Trump, who was president at the time of the alleged crimes, subsequently spent four years out of office – but was successfully re-elected to the White House in November. He returns to the presidency next week.
Following his success in the 2024 vote, the various legal issues he had been struggling with have largely disappeared.
Although Jack Smith — the special counsel who investigated him in this and another case — has resigned ahead of Trump’s return, a judge cleared the way for the first part of his report to be released.
The 137-page document was sent to Congress after midnight on Tuesday.
The judge, Aileen Cannon, ordered a hearing later this week on whether to release the second part of the report — which focuses on separate allegations that Trump illegally stored classified government documents at his Florida home.
On his Truth Social website, Trump maintained his innocence and mocked Smith, writing that the prosecutor “wasn’t able to get his case tried before the election, which I won in a landslide.”
Trump added: “THE VOTERS HAVE SPOKE!!!”
In 2022, Smith was appointed to oversee the US government’s investigations into Trump. Special advisers are chosen by the Ministry of Justice (DoJ) in cases where there is a potential conflict of interest.
In the meddling case, Trump was accused of conspiring to overturn the results of the 2020 election, which he lost to Joe Biden.
These are detailed by Smith in his report, which accuses Trump of “unprecedented efforts to illegally maintain power” through a variety of methods, including “threats and incitement of violence against his perceived opponents”.
Both that case and the separate case involving classified documents resulted in criminal charges against Trump, who pleaded not guilty and sought to have the charges dismissed as politically motivated.
But Smith closed the cases after Trump’s election in November, in accordance with DoJ rules that prohibit prosecution of a sitting president.
The report explains: “It has long been the Department’s interpretation that the [US] The Constitution prohibits federal impeachment and prosecution of a sitting president, but the election result raised for the first time the question of the legal course when a private citizen who has already been indicted is then elected president.”
But the document goes on to say, “But for Mr.
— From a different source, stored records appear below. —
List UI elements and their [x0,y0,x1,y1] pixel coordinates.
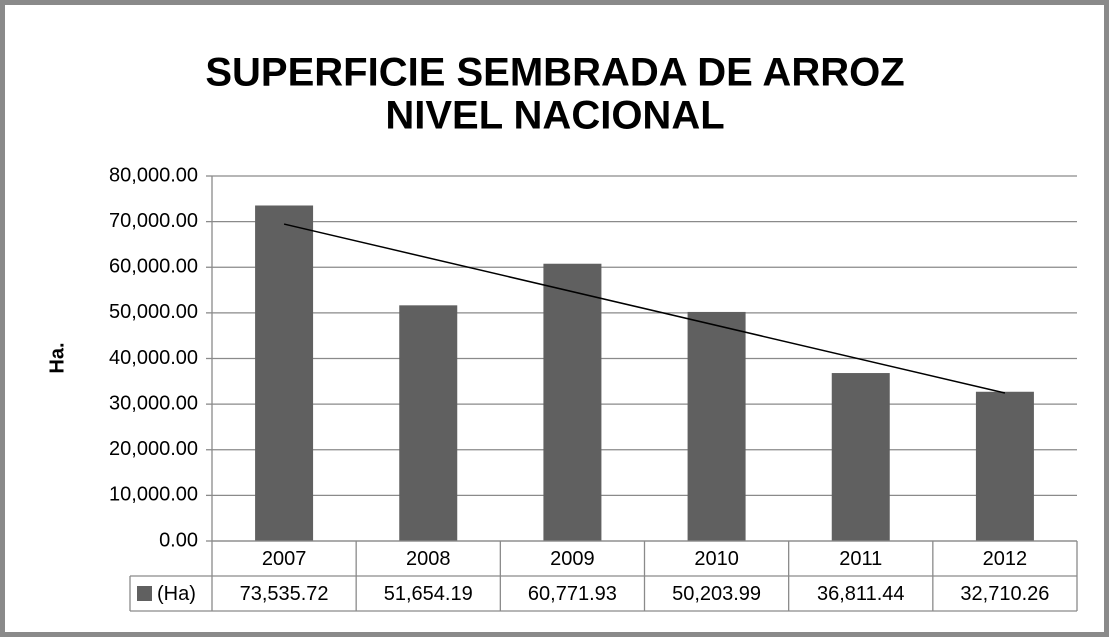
x-tick-label: 2009 [550,548,595,570]
y-tick-label: 80,000.00 [109,164,198,186]
trend-line [283,223,1006,394]
table-value: 60,771.93 [528,583,617,605]
y-tick-label: 20,000.00 [109,438,198,460]
bar [975,391,1034,541]
legend-key [137,586,152,601]
y-tick-label: 0.00 [159,529,198,551]
table-value: 50,203.99 [672,583,761,605]
table-value: 36,811.44 [817,583,905,605]
x-tick-label: 2011 [839,548,882,570]
x-tick-label: 2007 [262,548,307,570]
table-value: 73,535.72 [240,583,329,605]
table-value: 32,710.26 [960,583,1049,605]
x-tick-label: 2008 [406,548,451,570]
y-tick-label: 30,000.00 [109,392,198,414]
y-tick-label: 70,000.00 [109,210,198,232]
bar [255,205,314,541]
chart-title: SUPERFICIE SEMBRADA DE ARROZ [205,51,904,95]
y-tick-label: 60,000.00 [109,256,198,278]
y-axis-label: Ha. [46,342,68,373]
legend-label: (Ha) [157,583,196,605]
bar [399,305,458,541]
chart-title: NIVEL NACIONAL [385,94,724,138]
y-tick-label: 50,000.00 [109,301,198,323]
y-tick-label: 40,000.00 [109,347,198,369]
table-value: 51,654.19 [384,583,473,605]
bar [687,311,746,541]
bar [543,263,602,541]
y-tick-label: 10,000.00 [109,484,198,506]
x-tick-label: 2010 [694,548,739,570]
bar [831,373,890,541]
x-tick-label: 2012 [983,548,1028,570]
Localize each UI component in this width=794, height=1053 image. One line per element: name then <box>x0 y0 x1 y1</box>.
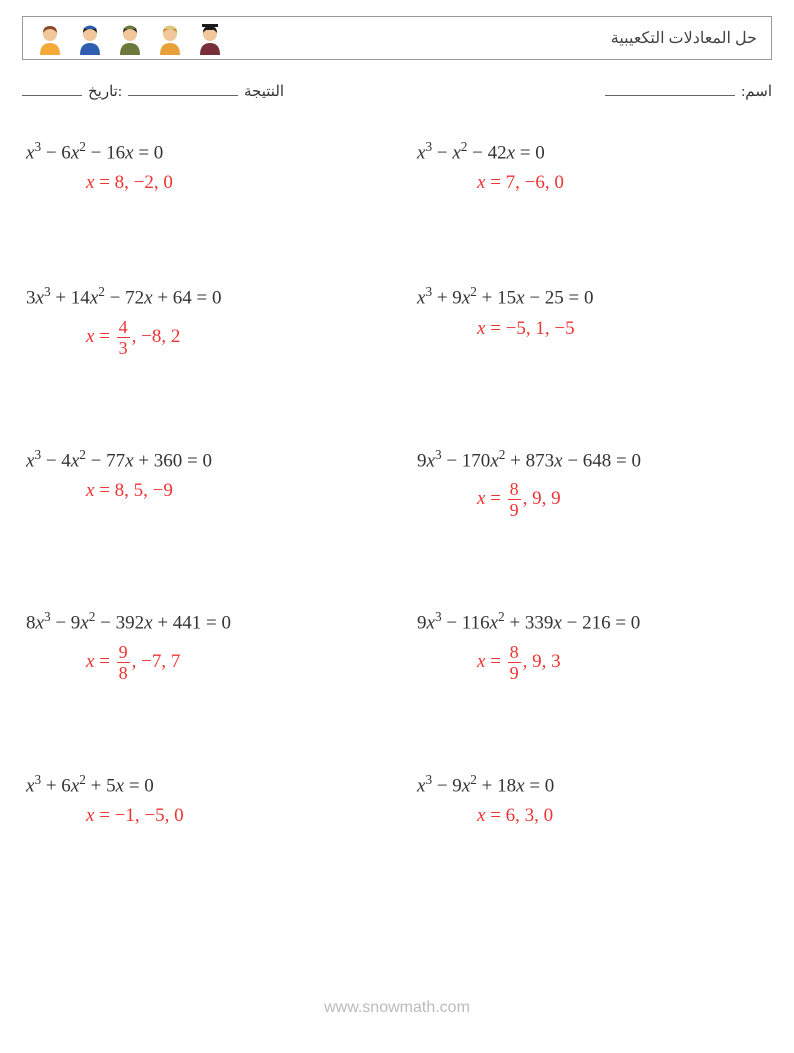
problem: 8x3 − 9x2 − 392x + 441 = 0 x = 98, −7, 7 <box>26 609 377 681</box>
equation: 9x3 − 170x2 + 873x − 648 = 0 <box>417 447 768 472</box>
equation: 3x3 + 14x2 − 72x + 64 = 0 <box>26 284 377 309</box>
watermark: www.snowmath.com <box>0 999 794 1017</box>
equation: x3 + 6x2 + 5x = 0 <box>26 772 377 797</box>
date-blank[interactable] <box>22 82 82 96</box>
equation: x3 − 4x2 − 77x + 360 = 0 <box>26 447 377 472</box>
problem: x3 − 9x2 + 18x = 0 x = 6, 3, 0 <box>417 772 768 827</box>
person-icon <box>37 21 63 55</box>
person-icon <box>157 21 183 55</box>
problem: x3 − x2 − 42x = 0 x = 7, −6, 0 <box>417 139 768 194</box>
header-box: حل المعادلات التكعيبية <box>22 16 772 60</box>
name-blank[interactable] <box>605 82 735 96</box>
equation: 8x3 − 9x2 − 392x + 441 = 0 <box>26 609 377 634</box>
answer: x = 7, −6, 0 <box>417 172 768 194</box>
problem: x3 − 6x2 − 16x = 0 x = 8, −2, 0 <box>26 139 377 194</box>
answer: x = −5, 1, −5 <box>417 318 768 340</box>
equation: x3 + 9x2 + 15x − 25 = 0 <box>417 284 768 309</box>
problems-grid: x3 − 6x2 − 16x = 0 x = 8, −2, 0 x3 − x2 − … <box>22 139 772 827</box>
equation: x3 − 6x2 − 16x = 0 <box>26 139 377 164</box>
problem: x3 + 9x2 + 15x − 25 = 0 x = −5, 1, −5 <box>417 284 768 356</box>
worksheet-title: حل المعادلات التكعيبية <box>611 28 757 48</box>
answer: x = 8, −2, 0 <box>26 172 377 194</box>
meta-score-date-block: النتيجة :تاريخ <box>22 82 284 101</box>
problem: 9x3 − 170x2 + 873x − 648 = 0 x = 89, 9, 9 <box>417 447 768 519</box>
score-blank[interactable] <box>128 82 238 96</box>
meta-name-block: اسم: <box>605 82 772 101</box>
meta-row: اسم: النتيجة :تاريخ <box>22 82 772 101</box>
answer: x = 6, 3, 0 <box>417 805 768 827</box>
answer: x = 89, 9, 3 <box>417 643 768 682</box>
person-icon <box>197 21 223 55</box>
problem: x3 − 4x2 − 77x + 360 = 0 x = 8, 5, −9 <box>26 447 377 519</box>
person-icon <box>117 21 143 55</box>
problem: x3 + 6x2 + 5x = 0 x = −1, −5, 0 <box>26 772 377 827</box>
equation: x3 − x2 − 42x = 0 <box>417 139 768 164</box>
name-label: اسم: <box>741 82 772 101</box>
date-label: :تاريخ <box>88 82 122 101</box>
equation: 9x3 − 116x2 + 339x − 216 = 0 <box>417 609 768 634</box>
answer: x = 89, 9, 9 <box>417 480 768 519</box>
answer: x = −1, −5, 0 <box>26 805 377 827</box>
score-label: النتيجة <box>244 82 284 101</box>
header-icons <box>37 21 223 55</box>
equation: x3 − 9x2 + 18x = 0 <box>417 772 768 797</box>
person-icon <box>77 21 103 55</box>
worksheet-page: حل المعادلات التكعيبية اسم: النتيجة :تار… <box>0 0 794 827</box>
problem: 3x3 + 14x2 − 72x + 64 = 0 x = 43, −8, 2 <box>26 284 377 356</box>
answer: x = 43, −8, 2 <box>26 318 377 357</box>
problem: 9x3 − 116x2 + 339x − 216 = 0 x = 89, 9, 3 <box>417 609 768 681</box>
answer: x = 8, 5, −9 <box>26 480 377 502</box>
answer: x = 98, −7, 7 <box>26 643 377 682</box>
Trump’s election [in 2024] and an imminent return to the presidency, the office judged that the evidence admitted was sufficient to obtain and sustain a conviction at trial.”
There has been legal back and forth over the material in connection with the cases.
Last week, Judge Cannon put a temporary halt to releasing the full Smith report over concerns it could affect the cases of two Trump staffers who are accused with him in the classified documents case.
Walt Nauta, Trump’s personal aide, and Carlos De Oliveira, the property manager at Mar-a-Lago, are accused of helping Trump hide the documents.
Unlike Trump’s, their cases are still pending — and their lawyers argued that releasing Smith’s report could prejudice a future jury and trial.